„Was sagte ich gerade? Ach ja, es gibt eine weitere europäische Minderheit hier. Mir fällt es jetzt ein, weil Sie Deutscher sind. In den dreißiger Jahren,“ sie führte die Zigarette wieder an den Mund, kippte dann die Asche auf den Rand der Untertasse „hatten sich die Philippinen bereit erklärt, einen Teil Eurer Juden hier aufzunehmen. Tausende sind seinerzeit ins Land gekommen. Viele sind wohl nach Deutschland zurückgekehrt, viele werden nicht mehr leben. Und die Nachkommen, die im Lande blieben, sind auch Philippiner geworden.“
Dem überraschten Zuhörer war, als säße er in der Schule und hörte aufmerksam seiner Lehrerin zu. Plötzlich erinnerte sich Hermann an Todesanzeigen in den lokalen Tageszeitungen, die hin und wieder bekannte deutsche Namen enthielten und ihn für Augenblicke stutzig machten. Dies also war des Rätsels Lösung. Sein Respekt vor Elvira wuchs mit jedem Satz, der aus ihrem schönen Munde kam. Nicht nur war ihre Erscheinung außergewöhnlich, auch ihre Intelligenz war alles andere als durchschnittlich. Hermann genoss ihre Nähe, fühlte sich zu ihr hingezogen und vergaß darüber das doch so wichtige Telefongespräch.

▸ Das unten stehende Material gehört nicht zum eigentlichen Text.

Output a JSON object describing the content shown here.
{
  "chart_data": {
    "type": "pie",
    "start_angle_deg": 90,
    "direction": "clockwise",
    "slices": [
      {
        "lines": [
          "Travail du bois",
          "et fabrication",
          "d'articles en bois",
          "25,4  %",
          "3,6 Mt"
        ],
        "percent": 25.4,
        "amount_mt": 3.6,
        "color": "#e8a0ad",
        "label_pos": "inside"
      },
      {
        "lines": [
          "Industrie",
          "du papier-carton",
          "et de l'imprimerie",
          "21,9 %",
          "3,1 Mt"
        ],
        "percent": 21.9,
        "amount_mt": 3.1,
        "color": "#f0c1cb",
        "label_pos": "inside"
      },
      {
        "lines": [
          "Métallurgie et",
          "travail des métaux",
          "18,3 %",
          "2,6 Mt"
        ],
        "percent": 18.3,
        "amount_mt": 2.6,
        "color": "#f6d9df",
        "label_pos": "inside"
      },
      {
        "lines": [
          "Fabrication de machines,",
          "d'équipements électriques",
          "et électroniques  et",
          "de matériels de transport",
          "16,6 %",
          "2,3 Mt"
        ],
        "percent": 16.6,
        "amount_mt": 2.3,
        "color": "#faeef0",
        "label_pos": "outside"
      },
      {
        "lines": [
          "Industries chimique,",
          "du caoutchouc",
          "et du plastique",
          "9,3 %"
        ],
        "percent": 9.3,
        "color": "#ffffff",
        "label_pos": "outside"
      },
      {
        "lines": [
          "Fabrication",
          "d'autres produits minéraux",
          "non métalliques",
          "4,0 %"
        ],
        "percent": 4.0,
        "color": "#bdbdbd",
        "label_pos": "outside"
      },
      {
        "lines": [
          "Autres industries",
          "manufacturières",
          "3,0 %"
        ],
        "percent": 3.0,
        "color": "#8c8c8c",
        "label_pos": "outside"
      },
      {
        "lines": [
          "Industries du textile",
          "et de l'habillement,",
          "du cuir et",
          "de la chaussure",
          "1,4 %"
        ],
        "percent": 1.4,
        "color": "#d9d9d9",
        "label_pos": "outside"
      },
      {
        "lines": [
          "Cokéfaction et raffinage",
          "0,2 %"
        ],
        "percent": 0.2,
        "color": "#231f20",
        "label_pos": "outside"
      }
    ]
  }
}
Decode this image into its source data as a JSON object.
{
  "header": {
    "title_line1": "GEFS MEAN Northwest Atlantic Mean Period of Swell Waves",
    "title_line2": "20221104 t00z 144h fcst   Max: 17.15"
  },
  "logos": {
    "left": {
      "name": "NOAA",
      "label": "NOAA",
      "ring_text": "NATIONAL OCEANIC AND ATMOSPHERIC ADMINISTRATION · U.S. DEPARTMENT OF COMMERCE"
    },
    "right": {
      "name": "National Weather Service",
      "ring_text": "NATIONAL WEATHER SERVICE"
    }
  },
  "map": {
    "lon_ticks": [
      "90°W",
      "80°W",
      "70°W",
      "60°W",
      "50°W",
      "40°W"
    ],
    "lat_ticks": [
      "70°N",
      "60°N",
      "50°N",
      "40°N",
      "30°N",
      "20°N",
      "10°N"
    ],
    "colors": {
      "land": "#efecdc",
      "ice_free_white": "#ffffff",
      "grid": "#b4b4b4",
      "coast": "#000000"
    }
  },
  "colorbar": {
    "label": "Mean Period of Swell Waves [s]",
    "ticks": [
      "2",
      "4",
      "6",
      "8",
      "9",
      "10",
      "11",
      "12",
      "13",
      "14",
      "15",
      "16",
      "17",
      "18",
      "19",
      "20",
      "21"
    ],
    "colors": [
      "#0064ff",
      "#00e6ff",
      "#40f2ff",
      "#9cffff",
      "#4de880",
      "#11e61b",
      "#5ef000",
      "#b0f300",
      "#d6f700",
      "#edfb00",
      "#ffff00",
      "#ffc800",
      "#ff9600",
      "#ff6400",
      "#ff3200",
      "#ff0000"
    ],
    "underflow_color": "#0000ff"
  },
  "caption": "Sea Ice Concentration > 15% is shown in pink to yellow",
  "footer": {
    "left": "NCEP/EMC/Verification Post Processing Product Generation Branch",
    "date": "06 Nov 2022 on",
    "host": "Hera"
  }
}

Hinter den großen Scheiben zur Straße hin sah er, wie die Abenddämmerung das gleißende Licht des Tages ablöste und die Straßenlampen angeschaltet wurden. Er konnte Elvira jetzt unmöglich verlassen und wagte eine Offerte.
„Elvira, es ist für mich ein ganz besonderes Erlebnis, mit einer so interessanten Vertreterin dieses Landes zusammen sitzen zu dürfen. Und wenn ich ehrlich bin, so würde ich Ihnen gerne noch ein wenig zuhören. Ob ich Sie zu einem Abendessen einladen darf?“
Elvira blickte den alternden Freier überrascht in die Augen, sagte nichts. Und Hermann hätte viel darum gegeben zu wissen, was in ihrem Kopf vor sich ging. Für einen Moment war er verunsichert. Ihn irritierten die braunen Augen, deren Farbe er erst jetzt bemerkte. Glaubte er anfangs , eine gewisse Traurigkeit in ihnen erkannt zu haben, so schien es ihm für Augenblicke, als sprächen Kälte, gepaart mit Spott aus ihnen. Aber es waren wirklich nur Augenblicke und Hermann hätte sich genauso gut irren können.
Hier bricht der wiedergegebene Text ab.